The true “WHY” of project management: it is not about delivering on time, on cost and on specification!

I was a member of the Core Leadership Team responsible for the development of the PMI new standards released in the spring of 2006: The Standard for Portfolio Management and The Standard for Program Management. Actually, as one of the main co-authors of the portfolio standard, I had not spent much time looking at the Program standard. I was, however, receiving occasional emails on the Program Management standard development. I remember seeing an email trail including heated arguments about stating or not stating that projects had to do with generating benefits. PMI’s official position at the time was naturally coherent with the latest PMBOK version! The final word on these arguments was to include in the Program Management standard an artificial distinction between managing projects and programs, stating that (extracted from what I call the infamous Table 1.1, page 8 of the Standard for Program Management):

  • In projects, success is measured by budget, on time and products delivered to specification.
  • In programs, success is measured by Return on Investment (ROI), new capabilities, and benefit delivery

I realized what was written, too far into the development process. It was too late then to show indignation (mea culpa!). Too bad since, in my opinion, this “disctinction” is not only in the blatant contradiction of PMBOK’s own definitions of:

  • project quality – quality is about meeting requirements, not about meeting specifications; and of
  • project success – meeting or exceeding project stakeholders’ needs and expectations

It also perpetuates bad project management practices. No wonder we can’t get clear ROI from project management when we deliver stuff for the sake of stuff, while our main focus is to respect time and budget constraints. No wonder programs do not deliver expected benefits, when we don’t bother to track the benefits materialisation potential of the project deliverables associated with these programs.

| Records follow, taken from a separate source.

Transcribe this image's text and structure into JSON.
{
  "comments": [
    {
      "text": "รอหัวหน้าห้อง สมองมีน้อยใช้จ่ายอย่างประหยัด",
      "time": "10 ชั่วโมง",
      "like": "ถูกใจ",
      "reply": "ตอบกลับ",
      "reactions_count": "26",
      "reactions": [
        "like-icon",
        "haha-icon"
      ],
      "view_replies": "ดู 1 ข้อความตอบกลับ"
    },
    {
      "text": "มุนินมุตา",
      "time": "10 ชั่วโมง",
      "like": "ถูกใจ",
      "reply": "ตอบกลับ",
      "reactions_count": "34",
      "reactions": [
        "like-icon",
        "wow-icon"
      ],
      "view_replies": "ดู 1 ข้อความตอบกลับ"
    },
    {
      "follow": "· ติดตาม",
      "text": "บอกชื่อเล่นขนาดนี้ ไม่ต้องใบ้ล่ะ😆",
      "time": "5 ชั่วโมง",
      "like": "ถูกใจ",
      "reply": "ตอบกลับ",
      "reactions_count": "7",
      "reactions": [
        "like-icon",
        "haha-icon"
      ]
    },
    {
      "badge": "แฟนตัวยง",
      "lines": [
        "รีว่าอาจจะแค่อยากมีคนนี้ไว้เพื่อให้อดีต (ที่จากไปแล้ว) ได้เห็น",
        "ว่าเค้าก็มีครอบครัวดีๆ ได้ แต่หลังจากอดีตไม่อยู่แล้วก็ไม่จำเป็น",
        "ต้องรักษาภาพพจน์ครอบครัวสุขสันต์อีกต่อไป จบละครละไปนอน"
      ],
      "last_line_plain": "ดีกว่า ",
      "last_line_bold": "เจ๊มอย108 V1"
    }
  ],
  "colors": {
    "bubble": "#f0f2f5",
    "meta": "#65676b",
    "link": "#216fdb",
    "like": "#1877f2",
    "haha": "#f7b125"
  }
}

Projects are not only about “What, When and How Much”. They are, first and above all, about meeting “Why” questions, about meeting expectations. And expectations are not well represented by ill-defined specifications, but rather by generating benefits for stakeholders. Last spring, during a project management workshop, where I discussed at length the real purpose of projects, one project manager told me that, after close to 30 years working on projects, he was realising for the first time that projects had to answer why questions before answering what, when and how much questions. What a revelation for him! What a shame for project management best practices!

Answering WHY questions is for me THE major issue in projects. Many project personnel would gain a lot of useful insight in this matter by reading Product Centric Project Management: The Missing Link to Business Results a very interesting article by Curt Raschke, PhD, PMP that appears in the last issue of the e-zine PM World Today ( What he calls Product-Centric Project Management, I call Benefits-based Project Delivery, but we are really telling project managers the same thing: “Next time you start or take over a project, make sure you have a project charter. You ought to have one; if not, write one and get it approved by your stakeholders and make sure that that it includes in its first sentence: This is WHY we are undertaking this project. And make sure this WHY does not state a solution but rather the benefits anticipated from this project.

If you don’t do that, you will not only be wasting your efforts on this project, you will waste your stakeholders’ time and money and fail to meet their expectations. Do that and you will promote good project management and achieve project success by improving your customers’ ability to materialise benefits faster and more economically. And THIS is the true” WHY” of project management.

This is what I say! And you? What do you say?